For chess it clearly visible quotation from wikipedia
"database between players with similar Elo ratings, commissioned by GM András
Adorján <https://en.wikipedia.org/wiki/Andr%C3%A1s_Adorj%C3%A1n>, showed
that as the players' ratings went up, the percentage of draws increased,
the proportion of decisive games that White won increased, and White's
overall winning percentage increased.[15]
<https://en.wikipedia.org/wiki/First-move_advantage_in_chess#cite_note-15> For
example, taking the highest and lowest of Adorján's rating categories of
1669 games played by the highest-rated players (Elo ratings 2700 and
above), White scored 55.7% overall (W26.5 D58.4 L15.2), whereas of
34,924 games played by the lowest-rated players (Elo ratings below 2100),
White scored 53.1% overall (W37.0 D32.1 L30.8)."
A clear difference and even the lowest category is pretty strong.
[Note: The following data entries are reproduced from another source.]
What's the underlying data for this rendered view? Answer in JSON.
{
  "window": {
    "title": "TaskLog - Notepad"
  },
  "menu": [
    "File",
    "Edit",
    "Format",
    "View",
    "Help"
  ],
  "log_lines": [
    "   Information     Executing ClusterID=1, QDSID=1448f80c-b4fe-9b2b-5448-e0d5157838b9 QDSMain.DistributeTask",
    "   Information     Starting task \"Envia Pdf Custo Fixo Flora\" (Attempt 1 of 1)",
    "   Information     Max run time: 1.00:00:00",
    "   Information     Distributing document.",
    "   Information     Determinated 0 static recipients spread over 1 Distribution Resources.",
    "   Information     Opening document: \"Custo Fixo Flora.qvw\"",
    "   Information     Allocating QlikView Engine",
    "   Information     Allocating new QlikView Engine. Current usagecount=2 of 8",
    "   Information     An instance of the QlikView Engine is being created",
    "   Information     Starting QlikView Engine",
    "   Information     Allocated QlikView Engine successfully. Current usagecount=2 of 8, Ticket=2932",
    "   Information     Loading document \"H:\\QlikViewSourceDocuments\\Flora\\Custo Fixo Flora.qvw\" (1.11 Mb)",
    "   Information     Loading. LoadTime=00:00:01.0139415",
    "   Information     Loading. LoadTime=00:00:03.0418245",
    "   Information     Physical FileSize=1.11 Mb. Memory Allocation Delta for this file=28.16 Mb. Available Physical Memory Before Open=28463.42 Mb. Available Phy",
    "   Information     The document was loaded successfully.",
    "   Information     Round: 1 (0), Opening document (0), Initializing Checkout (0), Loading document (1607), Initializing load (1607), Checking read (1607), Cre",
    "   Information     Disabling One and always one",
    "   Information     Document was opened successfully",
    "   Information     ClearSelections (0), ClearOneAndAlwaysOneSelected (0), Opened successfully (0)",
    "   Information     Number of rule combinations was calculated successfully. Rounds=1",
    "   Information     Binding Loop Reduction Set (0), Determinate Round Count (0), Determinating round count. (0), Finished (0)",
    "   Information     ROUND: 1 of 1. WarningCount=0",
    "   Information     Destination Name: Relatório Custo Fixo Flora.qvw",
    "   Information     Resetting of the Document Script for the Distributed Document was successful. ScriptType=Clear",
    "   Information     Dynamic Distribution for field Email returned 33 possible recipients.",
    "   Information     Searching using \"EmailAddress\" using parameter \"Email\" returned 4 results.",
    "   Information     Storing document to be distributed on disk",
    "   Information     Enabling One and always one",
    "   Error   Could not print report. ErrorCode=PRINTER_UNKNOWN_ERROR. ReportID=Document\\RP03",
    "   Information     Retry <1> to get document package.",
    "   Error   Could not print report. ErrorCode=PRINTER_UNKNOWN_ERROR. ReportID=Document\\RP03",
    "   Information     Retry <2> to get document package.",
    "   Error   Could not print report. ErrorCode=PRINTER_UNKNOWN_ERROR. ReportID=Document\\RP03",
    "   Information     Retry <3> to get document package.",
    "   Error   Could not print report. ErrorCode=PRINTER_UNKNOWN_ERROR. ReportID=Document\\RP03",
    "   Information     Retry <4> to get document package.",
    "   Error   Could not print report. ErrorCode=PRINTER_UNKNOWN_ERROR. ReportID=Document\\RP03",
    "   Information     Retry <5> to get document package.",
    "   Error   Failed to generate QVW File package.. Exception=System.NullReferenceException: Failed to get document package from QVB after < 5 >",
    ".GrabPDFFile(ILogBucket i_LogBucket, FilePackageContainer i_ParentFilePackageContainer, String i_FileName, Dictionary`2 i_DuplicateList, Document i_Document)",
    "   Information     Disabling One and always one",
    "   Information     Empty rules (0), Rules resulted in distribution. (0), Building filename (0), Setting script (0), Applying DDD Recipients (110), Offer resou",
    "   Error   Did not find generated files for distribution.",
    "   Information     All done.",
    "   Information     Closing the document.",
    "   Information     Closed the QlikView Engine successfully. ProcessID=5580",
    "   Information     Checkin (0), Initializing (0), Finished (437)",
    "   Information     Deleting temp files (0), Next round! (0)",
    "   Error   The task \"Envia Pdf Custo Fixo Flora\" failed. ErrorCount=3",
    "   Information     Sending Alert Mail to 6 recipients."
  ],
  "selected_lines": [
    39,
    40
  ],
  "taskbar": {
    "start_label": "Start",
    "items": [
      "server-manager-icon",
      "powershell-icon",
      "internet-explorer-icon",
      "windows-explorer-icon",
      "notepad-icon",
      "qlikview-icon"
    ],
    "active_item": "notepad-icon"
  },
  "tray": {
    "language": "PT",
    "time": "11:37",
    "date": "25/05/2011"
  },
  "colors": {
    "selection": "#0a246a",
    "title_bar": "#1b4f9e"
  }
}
Around
Elo 1500 1st move probably means next to nothing

Why would it be any different in Go? I think 1st move advantage is far less
for weak players Go than in chess, because doing a Null move is far  easier


2015-11-05 13:39 GMT+02:00 Petr Baudis <pa...@ucw.cz>:

> On Thu, Nov 05, 2015 at 09:03:38AM +0200, Petri Pitkanen wrote:
> > 2015-11-05 0:04 GMT+02:00 Hideki Kato <hideki_ka...@ybb.ne.jp>:
> >
> > > The correct komi value assuming both players are perfect.  Or, black
> > > utilize his advantage (maybe in an early stage) perfectly.  Actual
> > > players, even strong pros, are not perfect and cannot fully utilize
> > > their advantages.  As a conclusion, white is favored.
> >
> > Let alone we do not have even sufficient understanding of perfect play to
> > say what is correct komi in absolute sense. Nor it is it even meaningful
> > concept. Correct komi is a komi that produces about 50/50 result.
> Obviously
> > komi that will result in 50/50 for professionals will probably favour
> white
> > in your average weekend tournaments. Just like in chess 1st move
> advantage
> > is clearly less meanigfull for weaker players than top professionals.
>
> I find the notion above really counterintuitive, personally.
>
> Do you have any statistical evidence for this?  I.e. increasing portions
> of white wins in even games as the player rating decreases?